Abstract

The eukaryotic cytoskeleton is a highly dynamic and complex structure supporting many basic metabolic processes. Generally, the organisation of cytoskeleton carries the spatial information important for various cellular compartments and moreover secures the mobility of protein-transporting membrane vesicles. One of the important features of cytoskeleton polymers is their high sensitivity to low (non-freezing) temperatures leading to reversible depolymerisation into subunits. However, cold sensitivity of cytoskeletal polymers differs in various plants and plant tissues depending on many interfering factors (Baluska et al., 1993; Egierszdorff and Kacperska, 2001; Kerr and Carter, 1990).

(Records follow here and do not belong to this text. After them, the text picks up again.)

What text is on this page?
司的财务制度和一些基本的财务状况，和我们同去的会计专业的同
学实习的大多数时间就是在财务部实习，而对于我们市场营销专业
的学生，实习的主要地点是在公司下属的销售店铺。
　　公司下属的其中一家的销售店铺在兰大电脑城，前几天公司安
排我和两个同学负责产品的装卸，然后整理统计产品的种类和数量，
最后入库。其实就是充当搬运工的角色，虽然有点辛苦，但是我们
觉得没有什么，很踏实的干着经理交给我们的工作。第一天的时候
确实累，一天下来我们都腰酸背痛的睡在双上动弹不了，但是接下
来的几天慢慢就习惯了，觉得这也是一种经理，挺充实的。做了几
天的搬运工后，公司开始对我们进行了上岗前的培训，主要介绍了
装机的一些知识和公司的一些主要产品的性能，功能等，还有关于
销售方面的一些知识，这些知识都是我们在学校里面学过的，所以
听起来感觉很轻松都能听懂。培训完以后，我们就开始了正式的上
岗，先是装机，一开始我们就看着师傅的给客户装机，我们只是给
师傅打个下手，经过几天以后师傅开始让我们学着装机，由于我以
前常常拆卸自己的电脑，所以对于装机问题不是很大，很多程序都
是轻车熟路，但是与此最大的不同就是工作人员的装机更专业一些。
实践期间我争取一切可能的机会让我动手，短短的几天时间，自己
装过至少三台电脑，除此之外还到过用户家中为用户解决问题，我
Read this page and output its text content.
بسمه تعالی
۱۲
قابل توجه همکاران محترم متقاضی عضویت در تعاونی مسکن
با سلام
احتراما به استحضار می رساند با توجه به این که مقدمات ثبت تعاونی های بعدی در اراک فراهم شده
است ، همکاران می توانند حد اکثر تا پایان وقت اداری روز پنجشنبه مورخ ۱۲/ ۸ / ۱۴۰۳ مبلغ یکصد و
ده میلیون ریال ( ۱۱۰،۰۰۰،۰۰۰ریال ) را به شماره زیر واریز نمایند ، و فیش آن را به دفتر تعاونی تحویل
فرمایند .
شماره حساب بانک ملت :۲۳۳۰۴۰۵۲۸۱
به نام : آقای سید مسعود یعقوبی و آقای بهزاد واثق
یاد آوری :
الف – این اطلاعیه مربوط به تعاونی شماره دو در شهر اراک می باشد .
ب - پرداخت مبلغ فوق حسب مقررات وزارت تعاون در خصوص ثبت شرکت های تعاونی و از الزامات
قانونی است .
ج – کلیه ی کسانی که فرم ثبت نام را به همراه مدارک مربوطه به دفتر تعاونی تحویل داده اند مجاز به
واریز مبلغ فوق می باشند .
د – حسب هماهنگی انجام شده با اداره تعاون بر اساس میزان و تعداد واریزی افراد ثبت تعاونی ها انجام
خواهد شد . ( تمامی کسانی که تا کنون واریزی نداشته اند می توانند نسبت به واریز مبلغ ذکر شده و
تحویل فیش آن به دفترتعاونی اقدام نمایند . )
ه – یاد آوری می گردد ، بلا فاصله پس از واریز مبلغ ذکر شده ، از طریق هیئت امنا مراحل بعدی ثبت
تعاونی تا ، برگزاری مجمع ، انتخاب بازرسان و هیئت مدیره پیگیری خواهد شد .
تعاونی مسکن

In addition to that, spatial interconnection of cytoskeleton with endomembrane system plays an important role (for review see Lichtscheidl and Baluska, 2000). Coldinduced depolymerisation of both microtubules (MTs) and actin filaments (AFs) provided us with a tool to investigate the role of the cytoskeleton in the spatial organisation of the plant cell cytoplasm. The tobacco BY-2 suspension culture (Nagata et al., 1992) has been used as a model, physiologically homogenous plant cell line. We have focused on the cortical cytoplasm of BY-2 tobacco cells, where structural changes can be easily observed by conventional light and fluorescence microscopy (reviewed in Kumagai and Hasezawa, 2001). Together with this, the organisation of the endoplasmic reticulum (ER) was studied in vivo using BY-2 cells expressing a GFP-fusion protein targeted to the lumen of the ER. Protein analysis of cytoskeleton proteins was carried out to understand some cold-induced cytoskeletal changes on the protein level.